Genomic Data from Chernobyl Studies Is Now Available in the Genomic Data Commons
The NCI Genomic Data Commons (GDC) has released data from two landmark studies investigating the potential health effects of exposure to ionizing radiation from the 1986 accident at the Chernobyl nuclear power plant in northern Ukraine. The teams published their findings earlier this year, just days before the 35th anniversary of the disaster.
Interested researchers must first request access to explore the data from both studies, including:
- 339 cases from “The Ukrainian National Research Center for Radiation Medicine Trio Study” (TRIO-CRU; phs001163). This study found no evidence that radiation exposure to parents resulted in new genetic changes being passed from parent to child.

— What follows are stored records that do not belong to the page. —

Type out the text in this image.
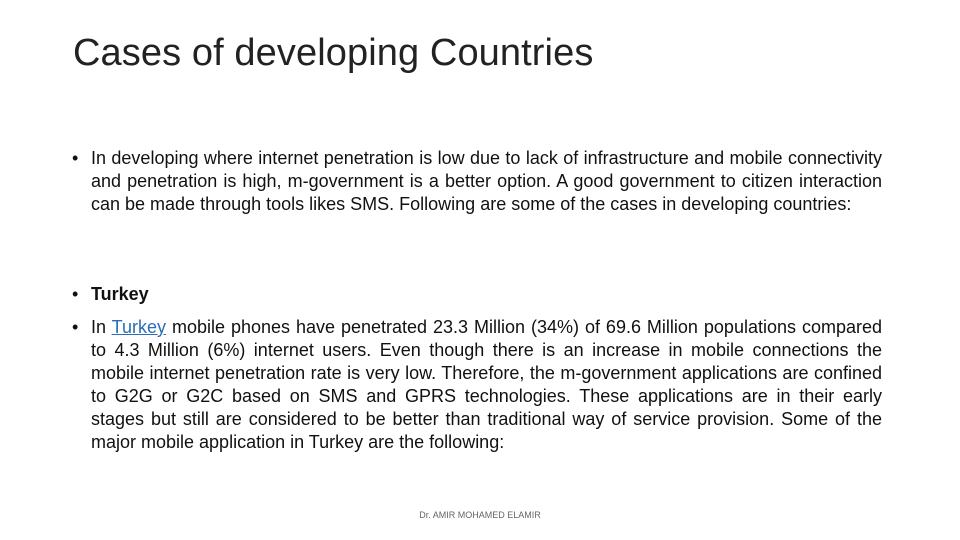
Cases of developing Countries
• In developing where internet penetration is low due to lack of infrastructure and mobile connectivity and penetration is high, m-government is a better option. A good government to citizen interaction can be made through tools likes SMS. Following are some of the cases in developing countries:
• Turkey
• In Turkey mobile phones have penetrated 23.3 Million (34%) of 69.6 Million populations compared to 4.3 Million (6%) internet users. Even though there is an increase in mobile connections the mobile internet penetration rate is very low. Therefore, the m-government applications are confined to G2G or G2C based on SMS and GPRS technologies. These applications are in their early stages but still are considered to be better than traditional way of service provision. Some of the major mobile application in Turkey are the following:
Dr. AMIR MOHAMED ELAMIR
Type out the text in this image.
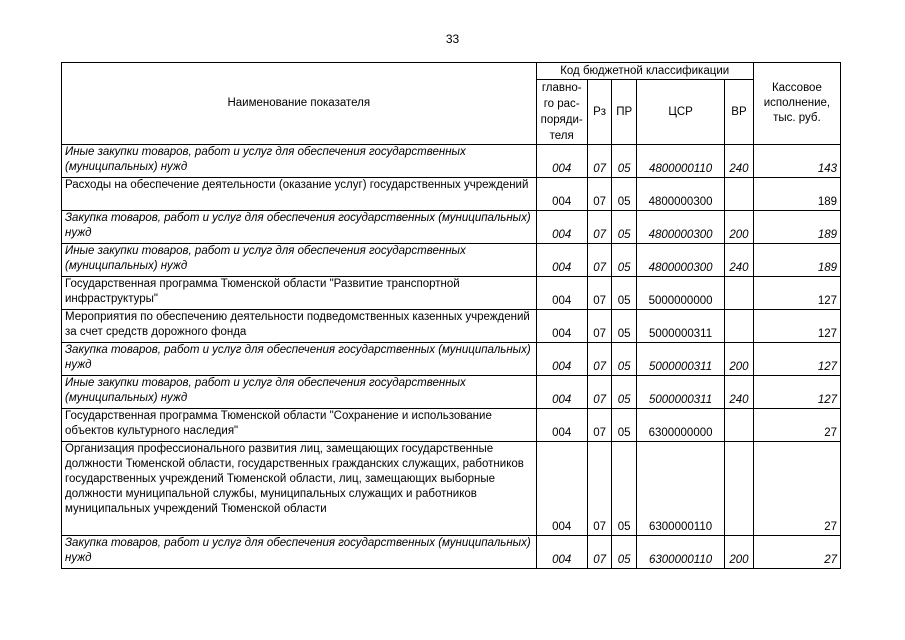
33
Наименование показателя	Код бюджетной классификации					Кассовое исполнение, тыс. руб.
	главно-го рас-поряди-теля	Рз	ПР	ЦСР	ВР	
Иные закупки товаров, работ и услуг для обеспечения государственных (муниципальных) нужд	004	07	05	4800000110	240	143
Расходы на обеспечение деятельности (оказание услуг) государственных учреждений	004	07	05	4800000300		189
Закупка товаров, работ и услуг для обеспечения государственных (муниципальных) нужд	004	07	05	4800000300	200	189
Иные закупки товаров, работ и услуг для обеспечения государственных (муниципальных) нужд	004	07	05	4800000300	240	189
Государственная программа Тюменской области "Развитие транспортной инфраструктуры"	004	07	05	5000000000		127
Мероприятия по обеспечению деятельности подведомственных казенных учреждений за счет средств дорожного фонда	004	07	05	5000000311		127
Закупка товаров, работ и услуг для обеспечения государственных (муниципальных) нужд	004	07	05	5000000311	200	127
Иные закупки товаров, работ и услуг для обеспечения государственных (муниципальных) нужд	004	07	05	5000000311	240	127
Государственная программа Тюменской области "Сохранение и использование объектов культурного наследия"	004	07	05	6300000000		27
Организация профессионального развития лиц, замещающих государственные должности Тюменской области, государственных гражданских служащих, работников государственных учреждений Тюменской области, лиц, замещающих выборные должности муниципальной службы, муниципальных служащих и работников муниципальных учреждений Тюменской области	004	07	05	6300000110		27
Закупка товаров, работ и услуг для обеспечения государственных (муниципальных) нужд	004	07	05	6300000110	200	27
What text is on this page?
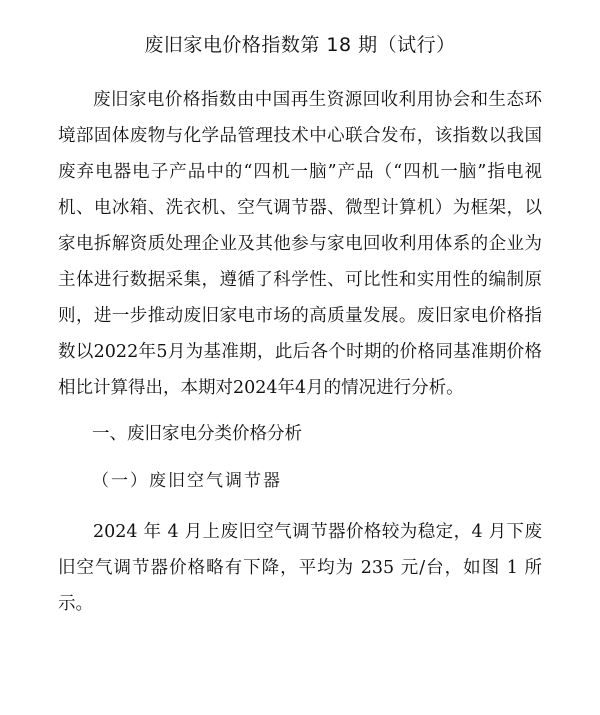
废旧家电价格指数第 18 期（试行）

废旧家电价格指数由中国再生资源回收利用协会和生态环境部固体废物与化学品管理技术中心联合发布，该指数以我国废弃电器电子产品中的“四机一脑”产品（“四机一脑”指电视机、电冰箱、洗衣机、空气调节器、微型计算机）为框架，以家电拆解资质处理企业及其他参与家电回收利用体系的企业为主体进行数据采集，遵循了科学性、可比性和实用性的编制原则，进一步推动废旧家电市场的高质量发展。废旧家电价格指数以2022年5月为基准期，此后各个时期的价格同基准期价格相比计算得出，本期对2024年4月的情况进行分析。

一、废旧家电分类价格分析
（一）废旧空气调节器

2024 年 4 月上废旧空气调节器价格较为稳定，4 月下废旧空气调节器价格略有下降，平均为 235 元/台，如图 1 所示。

- 439 cases from the “Radiation-related Genomic Profile of Papillary Thyroid Cancer after the Chernobyl Accident" (REBC-THYR; phs001134) which documented the genetic changes in the tumors of people who developed thyroid cancer after being exposed as children or fetuses to the radiation released by the accident.
This data set release also adds new or updated data to existing projects in the GDC, including:
- 31 new cases from NCI’s Cancer Model Development for the Human Cancer Model Initiative (HCMI-CMDC; phs001486)
- new RNA-seq and miRNA-seq data for acute myeloid leukemia studies from Therapeutically Applicable Research to Generate Effective Treatments Program (TARGET-AML; phs000218)
- updated RNA-seq data, using an updated pipeline, has been added to testicular germ cell tumors from The Cancer Genome Atlas (TCGA-TGCT; phs000178)
In addition to data from these new and updated studies, two new data types, including methylation beta values processed using the Sensible Step-wise Analysis of Methylation (SeSAMe) data method, have been added to the GDC. The full list of changes can also be reviewed in GDC’s Data Release Notes.
As a component of the NCI Cancer Research Data Commons, the GDC allows researchers to explore the data directly through each data portal or access the data via one of NCI’s Cloud Resources.